Foreign News: INDO-CHINA A War of Gallantry & Despair
From French Union military headquarters at Hanoi, TIME'S Foreign News Editor Thomas Griffith last week cabled this report:
THE unshaven soldier lies back on his pillow and exercises his good right arm. Every so often he twitches his left shoulder too, to exercise it, but where his left arm should be there is a white bandaged pouch like a hornets' nest taped to his body. This foreign legionnaire's left arm was amputated on the battlefield at Dienbienphu.
He is among the lucky few of the wounded who got out early. The others had to wait, lying in foxholes the size of their stretchers, until the skies over Dienbienphu cleared and the planes which could strike at the Viet Minh Communist artillery zeroed in on the airstrip. Outside his ward in the military hospital at Hanoi, the corridors are filled with other wounded, in cots crowded head to foot in a row. The legionnaire talks matter-of-factly of the paratroop drop and of the wound he got only half an hour after landing; no heroism, no bravado, no whimpering, just acceptance of his fate and future. You are reminded of his face often when anger rises in you over the situation in Indo-China. You find yourself resisting the impulse to understand everyone and wishing only that you could stay angry and hortatory.
THE CAMPAIGN
Who Can Be Completely Indifferent?
Indo-China is a swamp war: fought literally in the paddy-fields of the Red River delta, but fought actually in minds that no longer are stirred and in hearts where resignation, suspicion, frustration and a dogged sense of duty are in confused conflict.

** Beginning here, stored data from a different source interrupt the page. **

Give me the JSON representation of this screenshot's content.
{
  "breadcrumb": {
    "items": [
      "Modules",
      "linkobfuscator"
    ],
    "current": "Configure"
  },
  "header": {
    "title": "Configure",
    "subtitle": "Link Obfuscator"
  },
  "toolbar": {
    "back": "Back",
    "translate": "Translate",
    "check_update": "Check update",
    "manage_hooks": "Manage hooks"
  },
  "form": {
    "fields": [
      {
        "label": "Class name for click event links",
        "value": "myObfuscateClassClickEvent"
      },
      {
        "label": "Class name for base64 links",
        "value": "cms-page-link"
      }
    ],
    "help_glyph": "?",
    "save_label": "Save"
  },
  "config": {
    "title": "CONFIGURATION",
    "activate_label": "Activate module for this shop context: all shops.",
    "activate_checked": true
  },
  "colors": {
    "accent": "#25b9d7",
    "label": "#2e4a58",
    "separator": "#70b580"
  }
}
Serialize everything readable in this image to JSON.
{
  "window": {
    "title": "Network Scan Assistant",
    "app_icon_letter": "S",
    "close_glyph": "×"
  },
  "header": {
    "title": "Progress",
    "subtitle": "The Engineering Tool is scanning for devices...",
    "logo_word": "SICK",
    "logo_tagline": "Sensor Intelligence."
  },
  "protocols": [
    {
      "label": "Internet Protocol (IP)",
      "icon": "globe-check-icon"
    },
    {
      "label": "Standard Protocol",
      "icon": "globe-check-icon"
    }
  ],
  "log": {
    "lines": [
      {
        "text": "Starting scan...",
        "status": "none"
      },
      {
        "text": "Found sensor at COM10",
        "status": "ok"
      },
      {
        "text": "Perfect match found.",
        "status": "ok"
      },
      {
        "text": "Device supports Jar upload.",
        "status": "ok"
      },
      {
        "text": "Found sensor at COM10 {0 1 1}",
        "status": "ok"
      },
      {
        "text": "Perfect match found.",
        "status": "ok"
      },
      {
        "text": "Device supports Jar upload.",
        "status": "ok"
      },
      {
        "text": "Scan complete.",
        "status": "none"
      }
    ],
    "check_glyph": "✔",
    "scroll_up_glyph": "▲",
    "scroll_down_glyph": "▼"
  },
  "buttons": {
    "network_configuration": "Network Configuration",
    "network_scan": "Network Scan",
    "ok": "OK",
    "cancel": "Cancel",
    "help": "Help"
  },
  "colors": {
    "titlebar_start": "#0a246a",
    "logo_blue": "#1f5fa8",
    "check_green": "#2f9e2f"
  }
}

Some say sardonically that combat pay is good and that one can do quite well out of this war. It is a war fought on one side largely by indoctrinated press gangs and on the other largely by courageous mercenaries: the heavily German Foreign Legion, the Algerians, Moroccans and other Africans. Others say that the politicians are making a good thing out of it and getting their money out of the country. They complain that one can eat well in serene Saigon (and you can, for the cuisine is French) while ignoring the few at the end of the line who are laying their lives on the line. In the dance halls, the local girls sit in a row, dressed in colored tunics slit high and trousers that look like silk pajamas. Their painted faces advertise that they exist for joyless pleasures. In Saigon officers and officials take siestas. All these things are true. But still, Indo-China is not a very pleasant place to be in, even in the soft and untouched places, for who can be completely indifferent?